RYL is here to support you through this difficult time even if you dont want to talk about what is going on. I will be thinking of you erin and if you need to speak about anything i am here for you x
i told myself when i was quitting that there woiuld always be just one day of the year that i would allow myself to cut if i felt like i needed it. that's today.
i told myself when i was quitting that there woiuld always be just one day of the year that i would allow myself to cut if i felt like i needed it. that's today.
If you want to put a smile on his face, then dont cut. Change your promise to NEVER cut on this day! Change your promise to celebrate the life and love. To remember fondly and to be strong.
I just spent half an hour wrapping bottles in bubblewrap and fighting off flashbacks. Now I feel sick in the stomach. I want to go home. I want this to be okay. I've been doing so well, and bam, it's like all the okayness I have acheived has just flown out the window.
I really want to bawl my eyes out.
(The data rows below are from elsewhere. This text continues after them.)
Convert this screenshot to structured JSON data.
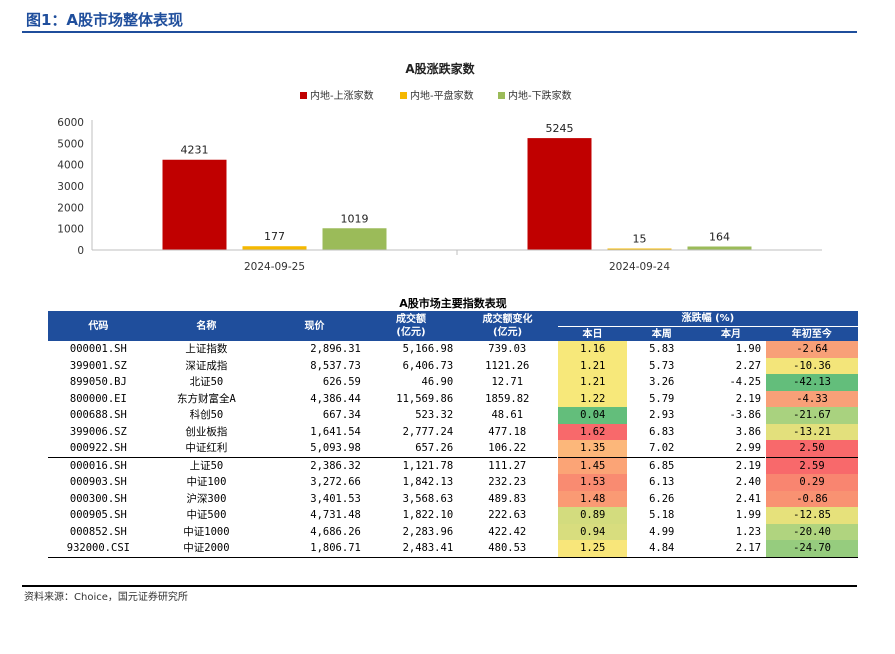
{
  "figure_title": "图1：A股市场整体表现",
  "source": "资料来源：Choice，国元证券研究所",
  "chart_data": {
    "type": "bar",
    "title": "A股涨跌家数",
    "categories": [
      "2024-09-25",
      "2024-09-24"
    ],
    "series": [
      {
        "name": "内地-上涨家数",
        "values": [
          4231,
          5245
        ],
        "color": "#c00000"
      },
      {
        "name": "内地-平盘家数",
        "values": [
          177,
          15
        ],
        "color": "#f5b800"
      },
      {
        "name": "内地-下跌家数",
        "values": [
          1019,
          164
        ],
        "color": "#9bbb59"
      }
    ],
    "yticks": [
      "0",
      "1000",
      "2000",
      "3000",
      "4000",
      "5000",
      "6000"
    ],
    "ylim": [
      0,
      6000
    ],
    "legend": "top",
    "grid": false
  },
  "table": {
    "title": "A股市场主要指数表现",
    "headers": {
      "code": "代码",
      "name": "名称",
      "price": "现价",
      "volume": "成交额",
      "volume_unit": "(亿元)",
      "volume_change": "成交额变化",
      "volume_change_unit": "(亿元)",
      "change_group": "涨跌幅 (%)",
      "day": "本日",
      "week": "本周",
      "month": "本月",
      "ytd": "年初至今"
    },
    "rows": [
      {
        "code": "000001.SH",
        "name": "上证指数",
        "price": "2,896.31",
        "volume": "5,166.98",
        "vchg": "739.03",
        "day": "1.16",
        "week": "5.83",
        "month": "1.90",
        "ytd": "-2.64",
        "day_color": "#f7e87a",
        "ytd_color": "#f8a078"
      },
      {
        "code": "399001.SZ",
        "name": "深证成指",
        "price": "8,537.73",
        "volume": "6,406.73",
        "vchg": "1121.26",
        "day": "1.21",
        "week": "5.73",
        "month": "2.27",
        "ytd": "-10.36",
        "day_color": "#f7e87a",
        "ytd_color": "#f3e57a"
      },
      {
        "code": "899050.BJ",
        "name": "北证50",
        "price": "626.59",
        "volume": "46.90",
        "vchg": "12.71",
        "day": "1.21",
        "week": "3.26",
        "month": "-4.25",
        "ytd": "-42.13",
        "day_color": "#f7e87a",
        "ytd_color": "#63be7b"
      },
      {
        "code": "800000.EI",
        "name": "东方财富全A",
        "price": "4,386.44",
        "volume": "11,569.86",
        "vchg": "1859.82",
        "day": "1.22",
        "week": "5.79",
        "month": "2.19",
        "ytd": "-4.33",
        "day_color": "#f7e87a",
        "ytd_color": "#f8a078"
      },
      {
        "code": "000688.SH",
        "name": "科创50",
        "price": "667.34",
        "volume": "523.32",
        "vchg": "48.61",
        "day": "0.04",
        "week": "2.93",
        "month": "-3.86",
        "ytd": "-21.67",
        "day_color": "#63be7b",
        "ytd_color": "#a9d27f"
      },
      {
        "code": "399006.SZ",
        "name": "创业板指",
        "price": "1,641.54",
        "volume": "2,777.24",
        "vchg": "477.18",
        "day": "1.62",
        "week": "6.83",
        "month": "3.86",
        "ytd": "-13.21",
        "day_color": "#f8696b",
        "ytd_color": "#e3e07c"
      },
      {
        "code": "000922.SH",
        "name": "中证红利",
        "price": "5,093.98",
        "volume": "657.26",
        "vchg": "106.22",
        "day": "1.35",
        "week": "7.02",
        "month": "2.99",
        "ytd": "2.50",
        "day_color": "#fcb77a",
        "ytd_color": "#f8696b"
      },
      {
        "code": "000016.SH",
        "name": "上证50",
        "price": "2,386.32",
        "volume": "1,121.78",
        "vchg": "111.27",
        "day": "1.45",
        "week": "6.85",
        "month": "2.19",
        "ytd": "2.59",
        "day_color": "#fba476",
        "ytd_color": "#f8696b"
      },
      {
        "code": "000903.SH",
        "name": "中证100",
        "price": "3,272.66",
        "volume": "1,842.13",
        "vchg": "232.23",
        "day": "1.53",
        "week": "6.13",
        "month": "2.40",
        "ytd": "0.29",
        "day_color": "#f98b71",
        "ytd_color": "#f98570"
      },
      {
        "code": "000300.SH",
        "name": "沪深300",
        "price": "3,401.53",
        "volume": "3,568.63",
        "vchg": "489.83",
        "day": "1.48",
        "week": "6.26",
        "month": "2.41",
        "ytd": "-0.86",
        "day_color": "#fa9a74",
        "ytd_color": "#f99272"
      },
      {
        "code": "000905.SH",
        "name": "中证500",
        "price": "4,731.48",
        "volume": "1,822.10",
        "vchg": "222.63",
        "day": "0.89",
        "week": "5.18",
        "month": "1.99",
        "ytd": "-12.85",
        "day_color": "#d3dc7e",
        "ytd_color": "#e6e17b"
      },
      {
        "code": "000852.SH",
        "name": "中证1000",
        "price": "4,686.26",
        "volume": "2,283.96",
        "vchg": "422.42",
        "day": "0.94",
        "week": "4.99",
        "month": "1.23",
        "ytd": "-20.40",
        "day_color": "#d8dd7e",
        "ytd_color": "#b0d47f"
      },
      {
        "code": "932000.CSI",
        "name": "中证2000",
        "price": "1,806.71",
        "volume": "2,483.41",
        "vchg": "480.53",
        "day": "1.25",
        "week": "4.84",
        "month": "2.17",
        "ytd": "-24.70",
        "day_color": "#f8e67a",
        "ytd_color": "#96cc7e"
      }
    ]
  }
}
No crying at work though. That's a no no.
oh darlin *cuddles you tightly* I can't begin to imagine how hard this day must be right now. Are you able to go home a little early? Go for a long walk, have a drink, have a bath and go to bed?
"Be who you are and say what you feel because those who mind don't matter and those who matter don't mind."
I hope you're feeling better darling.
I'm thinking of you. You're stronger than you think you are and VERY much loved. I'm sure I would help if I could but I don't know what to say.
I know how you feel is such a cliche and not entirely ture; we all feel the same things differently. But I empathise and I'm here if ever you need me.
Love you Erin'ness.
Iz x
You might win one battle.
But know this; I'll win the ****ing war.